On the other hand, England never had quite such bitter memories of her prisons as France had of hers. The struggle for freedom in England was never a struggle against the prisons; and it was not consciously a struggle against the prisons in France. But the destruction of a prison was the beginning of the French Revolution; and when the Revolution was over, its first historians took the prisons of France as the type and example of the immemorial tyranny of their kings. In one important respect, therefore, the dungeons of old Paris stand apart from the prisons of the rest of Europe.

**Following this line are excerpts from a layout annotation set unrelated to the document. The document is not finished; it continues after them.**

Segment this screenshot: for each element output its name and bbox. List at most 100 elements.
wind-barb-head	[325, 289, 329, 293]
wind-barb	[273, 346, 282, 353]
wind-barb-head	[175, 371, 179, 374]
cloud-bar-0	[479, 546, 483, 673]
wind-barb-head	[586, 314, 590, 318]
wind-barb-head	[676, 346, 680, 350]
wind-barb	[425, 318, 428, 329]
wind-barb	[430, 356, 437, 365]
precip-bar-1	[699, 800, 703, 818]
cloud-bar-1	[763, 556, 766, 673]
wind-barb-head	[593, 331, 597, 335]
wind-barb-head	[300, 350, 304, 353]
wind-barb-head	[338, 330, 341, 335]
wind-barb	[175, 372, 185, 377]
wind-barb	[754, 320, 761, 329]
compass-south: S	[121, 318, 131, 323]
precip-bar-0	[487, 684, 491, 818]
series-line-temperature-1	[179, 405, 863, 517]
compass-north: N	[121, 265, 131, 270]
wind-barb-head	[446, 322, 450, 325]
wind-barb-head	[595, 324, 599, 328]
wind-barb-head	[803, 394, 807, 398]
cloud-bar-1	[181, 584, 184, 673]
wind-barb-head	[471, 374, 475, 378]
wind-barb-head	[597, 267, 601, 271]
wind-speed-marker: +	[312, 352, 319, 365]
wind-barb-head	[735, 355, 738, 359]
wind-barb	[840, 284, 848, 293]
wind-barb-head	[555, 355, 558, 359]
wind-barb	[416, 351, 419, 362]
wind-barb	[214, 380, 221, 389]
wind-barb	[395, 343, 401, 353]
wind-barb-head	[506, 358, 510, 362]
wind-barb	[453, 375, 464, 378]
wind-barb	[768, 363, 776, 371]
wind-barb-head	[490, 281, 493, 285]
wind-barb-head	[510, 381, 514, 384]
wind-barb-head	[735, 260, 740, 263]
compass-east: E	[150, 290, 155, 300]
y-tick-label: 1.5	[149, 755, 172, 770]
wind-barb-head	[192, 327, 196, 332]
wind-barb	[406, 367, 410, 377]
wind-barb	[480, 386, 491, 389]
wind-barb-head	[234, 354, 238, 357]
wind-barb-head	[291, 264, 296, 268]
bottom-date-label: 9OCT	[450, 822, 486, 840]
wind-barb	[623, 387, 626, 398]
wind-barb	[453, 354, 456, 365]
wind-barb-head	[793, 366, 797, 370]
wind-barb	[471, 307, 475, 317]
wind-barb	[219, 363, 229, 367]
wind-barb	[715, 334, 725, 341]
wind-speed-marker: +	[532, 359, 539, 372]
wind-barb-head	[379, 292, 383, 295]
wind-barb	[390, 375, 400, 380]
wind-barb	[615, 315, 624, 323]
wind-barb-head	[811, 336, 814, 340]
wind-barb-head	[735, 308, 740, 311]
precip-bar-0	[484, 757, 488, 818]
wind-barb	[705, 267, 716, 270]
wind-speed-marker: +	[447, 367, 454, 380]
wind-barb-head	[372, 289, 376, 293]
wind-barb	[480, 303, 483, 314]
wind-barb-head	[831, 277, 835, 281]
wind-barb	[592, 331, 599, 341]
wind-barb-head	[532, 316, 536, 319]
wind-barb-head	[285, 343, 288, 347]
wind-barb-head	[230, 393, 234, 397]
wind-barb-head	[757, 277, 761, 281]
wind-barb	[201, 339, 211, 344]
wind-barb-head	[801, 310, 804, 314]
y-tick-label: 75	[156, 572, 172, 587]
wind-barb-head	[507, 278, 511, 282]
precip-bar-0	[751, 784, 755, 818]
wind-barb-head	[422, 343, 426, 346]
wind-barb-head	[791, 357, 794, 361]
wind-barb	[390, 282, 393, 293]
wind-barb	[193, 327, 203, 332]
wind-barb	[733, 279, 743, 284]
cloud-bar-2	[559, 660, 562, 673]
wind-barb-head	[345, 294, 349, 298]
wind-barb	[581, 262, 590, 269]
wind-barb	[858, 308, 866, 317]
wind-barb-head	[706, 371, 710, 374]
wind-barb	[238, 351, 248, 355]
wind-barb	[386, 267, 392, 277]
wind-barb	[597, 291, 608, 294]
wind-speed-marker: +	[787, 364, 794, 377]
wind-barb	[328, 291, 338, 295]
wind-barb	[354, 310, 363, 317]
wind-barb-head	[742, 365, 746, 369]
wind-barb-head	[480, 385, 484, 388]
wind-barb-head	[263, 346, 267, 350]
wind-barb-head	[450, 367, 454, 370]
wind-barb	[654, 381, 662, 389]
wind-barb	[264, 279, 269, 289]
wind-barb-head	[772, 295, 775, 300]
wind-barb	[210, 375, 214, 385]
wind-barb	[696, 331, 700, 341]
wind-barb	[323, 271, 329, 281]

I had proposed to myself, in beginning this introductory chapter, to attempt a comparison, more or less detailed, between these ruined and obliterated prisons of historic Paris and the French or English prisons of to-day. But a final glance at the chapters as they were going to press counselled me to abstain. There is no point to start from. The old and the new prisons have a space between them wider than divides the poles. The key that turned a lock of the ChÂtelet, BicÊtre, or the Bastille will open no cell of any modern prison, French or English. Punishment is systematised, and has its basis in two ideas,—the safety of peoples living in communities, and the cure of certain moral obliquities; or, it is quite without system, and means only the vengeance of the strong upon the weak. Between the prison which was intended either as a living tomb, or as a starting-place for the pillory, the whipping-post, or the scaffold; and the prison which proposes to punish, to deter, or to reform the bad, the diseased, the weak, or the luckless members of society, there is not a point at which comparison is possible.